In this century, CAMA’s legacy has grown thanks to strong leadership and adventurous programming. The hiring of Mark Trueblood as executive director in 1998 signaled a new level of commitment to professionalism in the day-to-day management of the organization, and Herb Kendall, who served on the board from 1995-2016 and was president from 1999-2002, established an Endowment Campaign that had raised more than $5 million by 2005. Around the same time, in 2001, art historian Bob Light made a substantial gift through his philanthropy the Hesperia Foundation that went directly to the Masterseries at the Lobero, CAMA’s recital program.
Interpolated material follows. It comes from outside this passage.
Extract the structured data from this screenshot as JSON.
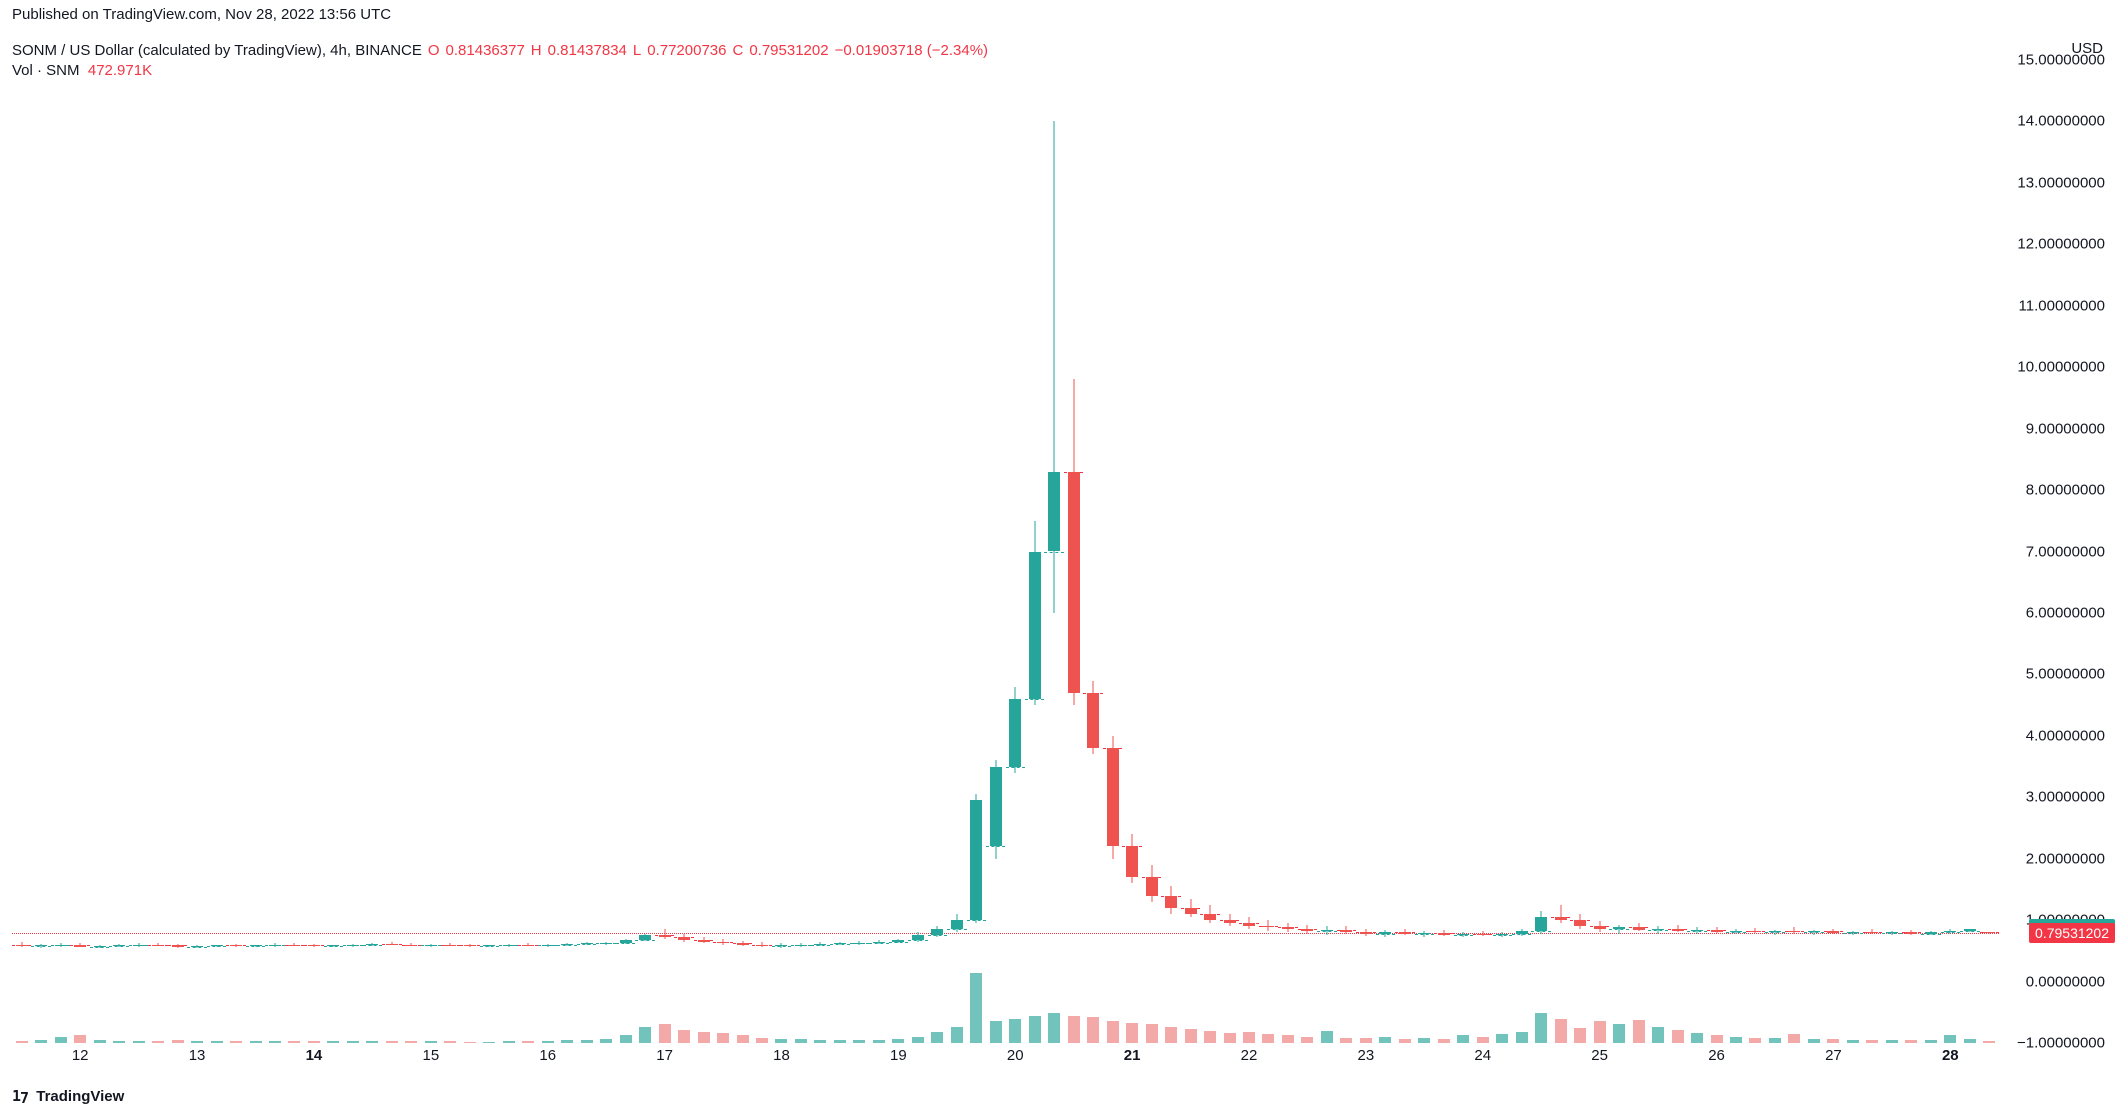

No one has had more of an impact on the programming at CAMA than Stephen Cloud, who became a boardmember in 1996 and who has been involved in live music professionally for five decades, both as a manager for such prominent jazz artists as Charles Lloyd and Keith Jarrett, and as a concert booker and promoter. Cloud’s comprehensive knowledge of the business side of classical music complements his excellent and wide-ranging taste. It’s largely thanks to Cloud that we have enjoyed consistent access to players and orchestras of the first rank for the last 30 years. It’s safe to say that without his passion and acumen, CAMA would not have earned the sterling reputation it has today with the world’s top musicians. (Booking great orchestras into a city that’s not New York, Vienna, London, or Berlin comes with significant challenges. The expense of traveling internationally with 100 or more people and their priceless instruments has increased dramatically, and schedules must be established further and further in advance all the time.)

That said, this centennial CAMA season continues in January with renowned violinist Itzhak Perlman and recital pianist Rohan De Silva at the Granada on Tuesday, January 15. On Tuesday, February 5, the Philharmonia Baroque Orchestra comes to town under the energetic baton of baroque specialist Nicholas McGegan, and, later that same month, on February 27, the Russian National Orchestra arrives for the aforementioned all-Rachmaninoff concert. March 2019 is packed with events ​— ​Tafelmusik Baroque Orchestra (March 9) and pianist Garrick Ohlsson (March 30), both at the Lobero, and the Philharmonia Orchestra led by CAMA favorite Esa-Pekka Salonen at the Granada on Wednesday, March 20.